5. What format is it?
Video format? The files are MPEG-2 in a .MXF wrapper.

6. Can I import footage from this camera into Sony Vegas or After Effects?
You can definitely use it in After Effects. I checked, and Sony Vegas Pro 10 definitely works with the .MXF files. Earlier versions may not work.

7. What's the price(euros)?
No idea. You'll have to check with a dealer there.

8. Do you recommend it for PROFESSIONAL movie making?
It's a professional video camera, yes, but whether it's the camera for you really depends on what you're doing. For documentary, web and television work, it should be acceptable. It has 4:2:2 color sampling, XLR audio inputs, and two CF card slots for relay recording etc. It's also fairly small. It's possibly even useable for indie film making, but it's probably not a camera you'd use to shoot a feature film.

Many would consider it's biggest limitation is that it's a small sensor camera, so it's much harder to get very shallow depth-of-field shots. For that reason, it may not be as useable for advertising work (dreamy product shots etc.,) and narrative shooting. Ultimately, it all depends on the look you are trying to achieve and the situations you are shooting in.


A follow-up:
Just one more question... does it record well in lowlight conditions?
Hard to answer that. It certainly does pretty well from what I've seen (and when compared to cameras of a few years ago it's very good.) However, I don't think it does as well as some of the even newer large sensor cameras (partly because the cameras are newer, and their sensors are larger.)

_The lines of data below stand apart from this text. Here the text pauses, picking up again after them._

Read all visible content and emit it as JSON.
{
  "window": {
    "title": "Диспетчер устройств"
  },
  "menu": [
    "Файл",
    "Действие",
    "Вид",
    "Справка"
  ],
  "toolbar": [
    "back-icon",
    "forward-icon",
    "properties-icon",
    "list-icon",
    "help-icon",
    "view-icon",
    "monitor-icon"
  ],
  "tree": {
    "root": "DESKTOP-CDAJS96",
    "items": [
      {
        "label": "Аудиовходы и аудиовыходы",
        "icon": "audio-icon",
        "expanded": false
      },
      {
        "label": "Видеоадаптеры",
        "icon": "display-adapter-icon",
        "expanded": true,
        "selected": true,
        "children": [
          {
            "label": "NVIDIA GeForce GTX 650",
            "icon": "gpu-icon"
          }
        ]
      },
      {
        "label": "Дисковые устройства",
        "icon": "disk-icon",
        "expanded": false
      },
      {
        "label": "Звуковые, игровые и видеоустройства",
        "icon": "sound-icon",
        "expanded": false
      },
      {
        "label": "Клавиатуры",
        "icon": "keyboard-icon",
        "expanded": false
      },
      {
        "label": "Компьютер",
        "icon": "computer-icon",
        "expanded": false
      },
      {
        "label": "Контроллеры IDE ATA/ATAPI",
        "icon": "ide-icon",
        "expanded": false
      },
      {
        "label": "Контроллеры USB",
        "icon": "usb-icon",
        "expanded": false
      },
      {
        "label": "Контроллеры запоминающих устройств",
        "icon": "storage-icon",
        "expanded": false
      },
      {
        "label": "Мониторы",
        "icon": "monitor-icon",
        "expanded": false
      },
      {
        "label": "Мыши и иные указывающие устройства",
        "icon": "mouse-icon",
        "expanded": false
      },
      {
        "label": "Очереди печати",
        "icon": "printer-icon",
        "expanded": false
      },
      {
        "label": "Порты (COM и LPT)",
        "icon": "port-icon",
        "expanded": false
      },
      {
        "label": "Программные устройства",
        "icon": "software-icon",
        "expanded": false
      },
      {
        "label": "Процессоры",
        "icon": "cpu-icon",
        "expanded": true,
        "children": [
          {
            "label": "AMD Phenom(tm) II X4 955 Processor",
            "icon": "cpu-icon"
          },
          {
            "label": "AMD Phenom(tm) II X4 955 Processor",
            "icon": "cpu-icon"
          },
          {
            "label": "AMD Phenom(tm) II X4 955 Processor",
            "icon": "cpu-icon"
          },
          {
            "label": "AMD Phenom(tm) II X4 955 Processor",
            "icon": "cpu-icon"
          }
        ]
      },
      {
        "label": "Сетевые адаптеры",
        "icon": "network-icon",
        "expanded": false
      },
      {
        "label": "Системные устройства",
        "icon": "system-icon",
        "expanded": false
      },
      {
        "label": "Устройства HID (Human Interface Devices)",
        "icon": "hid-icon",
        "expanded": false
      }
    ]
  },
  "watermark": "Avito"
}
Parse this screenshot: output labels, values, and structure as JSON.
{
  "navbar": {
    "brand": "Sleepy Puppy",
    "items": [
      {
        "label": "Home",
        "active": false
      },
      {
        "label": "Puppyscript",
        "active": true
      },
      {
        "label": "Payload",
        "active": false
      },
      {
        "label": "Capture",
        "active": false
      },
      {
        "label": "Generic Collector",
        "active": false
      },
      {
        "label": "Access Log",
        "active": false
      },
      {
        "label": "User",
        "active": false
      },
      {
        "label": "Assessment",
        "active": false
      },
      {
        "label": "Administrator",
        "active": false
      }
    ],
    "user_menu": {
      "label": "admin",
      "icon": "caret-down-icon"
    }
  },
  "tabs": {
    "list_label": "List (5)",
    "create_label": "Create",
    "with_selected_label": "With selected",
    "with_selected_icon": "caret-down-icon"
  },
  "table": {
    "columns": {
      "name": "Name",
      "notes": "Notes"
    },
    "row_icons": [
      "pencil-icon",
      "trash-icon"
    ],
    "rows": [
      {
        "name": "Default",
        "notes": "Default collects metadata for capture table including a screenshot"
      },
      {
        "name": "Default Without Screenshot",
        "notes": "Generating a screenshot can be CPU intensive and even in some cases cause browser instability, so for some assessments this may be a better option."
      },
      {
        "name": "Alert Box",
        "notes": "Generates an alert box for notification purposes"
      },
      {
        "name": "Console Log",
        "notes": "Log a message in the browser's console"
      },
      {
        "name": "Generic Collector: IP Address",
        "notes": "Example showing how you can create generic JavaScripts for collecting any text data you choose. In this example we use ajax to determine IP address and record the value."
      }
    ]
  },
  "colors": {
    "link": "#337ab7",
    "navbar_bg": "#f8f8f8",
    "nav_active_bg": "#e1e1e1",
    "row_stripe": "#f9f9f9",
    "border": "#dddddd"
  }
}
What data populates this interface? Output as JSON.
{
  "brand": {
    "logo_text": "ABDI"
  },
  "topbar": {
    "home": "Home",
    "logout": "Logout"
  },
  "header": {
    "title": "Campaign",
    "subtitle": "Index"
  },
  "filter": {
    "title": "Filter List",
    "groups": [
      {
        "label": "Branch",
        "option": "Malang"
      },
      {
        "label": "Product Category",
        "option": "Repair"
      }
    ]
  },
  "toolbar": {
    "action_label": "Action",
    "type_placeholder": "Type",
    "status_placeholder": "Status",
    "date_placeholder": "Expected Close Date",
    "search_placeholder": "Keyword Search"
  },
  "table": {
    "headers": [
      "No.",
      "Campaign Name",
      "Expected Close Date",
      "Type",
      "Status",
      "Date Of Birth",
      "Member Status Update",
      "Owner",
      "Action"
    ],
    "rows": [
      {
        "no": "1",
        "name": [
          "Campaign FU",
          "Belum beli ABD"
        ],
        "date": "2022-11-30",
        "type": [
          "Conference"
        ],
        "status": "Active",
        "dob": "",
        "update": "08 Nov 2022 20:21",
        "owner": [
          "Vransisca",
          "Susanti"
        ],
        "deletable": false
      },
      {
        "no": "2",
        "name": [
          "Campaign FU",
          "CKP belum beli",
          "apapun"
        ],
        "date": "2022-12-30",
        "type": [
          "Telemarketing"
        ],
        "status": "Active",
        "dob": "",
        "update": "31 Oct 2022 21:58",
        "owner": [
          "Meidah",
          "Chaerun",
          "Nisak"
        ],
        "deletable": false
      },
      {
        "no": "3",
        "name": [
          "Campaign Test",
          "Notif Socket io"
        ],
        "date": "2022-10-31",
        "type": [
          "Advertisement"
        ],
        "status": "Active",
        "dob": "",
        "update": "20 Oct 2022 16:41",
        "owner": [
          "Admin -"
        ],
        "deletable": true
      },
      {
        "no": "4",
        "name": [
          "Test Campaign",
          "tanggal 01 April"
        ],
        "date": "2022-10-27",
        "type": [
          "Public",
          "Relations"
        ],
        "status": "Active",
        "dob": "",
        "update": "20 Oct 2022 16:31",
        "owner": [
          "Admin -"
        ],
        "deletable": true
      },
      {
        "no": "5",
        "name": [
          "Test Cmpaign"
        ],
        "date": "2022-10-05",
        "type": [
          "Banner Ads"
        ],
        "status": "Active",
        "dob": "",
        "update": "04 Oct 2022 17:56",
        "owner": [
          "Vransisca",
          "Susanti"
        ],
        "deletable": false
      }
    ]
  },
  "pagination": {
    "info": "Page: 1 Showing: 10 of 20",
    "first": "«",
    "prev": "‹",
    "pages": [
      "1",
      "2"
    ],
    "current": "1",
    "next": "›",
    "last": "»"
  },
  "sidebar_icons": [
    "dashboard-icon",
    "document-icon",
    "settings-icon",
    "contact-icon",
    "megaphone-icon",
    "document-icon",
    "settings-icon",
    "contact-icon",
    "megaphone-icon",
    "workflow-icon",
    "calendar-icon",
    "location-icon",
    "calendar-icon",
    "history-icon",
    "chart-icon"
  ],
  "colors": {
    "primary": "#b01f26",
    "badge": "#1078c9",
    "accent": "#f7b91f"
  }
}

For example, the Sony NEX-FS100 probably does better in low light.

But I don't think the XF100 will compare badly, and the NEX-FS100 would end up costing you twice the price!


Another follow-up:
So is the Sony NEX-FS100 a better camera?
It's difficult to say that, because it's a very different camera with different strengths and weaknesses. The simple answer might be "Yes," but it's more expensive, and more complicated to work with. The lens that comes with the kit NEX-FS100 (you can buy the camera with or without the lens) is rather slow, but you can buy other lenses and get really great shallow depth-of-field. And it has a sensor that seems to do spectacularly well in low light.

However, it's more complicated and awkward to use. The auto-focus with the kit lens is good, but you lose auto-focus with most third-party lenses.

If I was doing documentary work, and wanted something small and quick to use, I think I'd get the XF100.

The NEX-FS100 is sort of a cross between a DSLR and a video camera. If I was doing primarily creative material, I might prefer the NEX-FS100.



1 comment:

Cosmocreek said...

Quick comment for people who are concerned about money (if not the world changes :-) . If green screen work is not part of your work and 4:2:2 is not a must the XA10 + a nice Canon DSLR for around $1000 gives you much higher flexibility at about the same money spend. The XA10 has XLR input as well and the picture is about the same as the XF100 but costs around $1200 less for which a nice Canon DSLR can be added or for a little more the Sony NEX VG20. In that case you get the best out of two worlds and from my perspective more bang for the buck. Just a thought.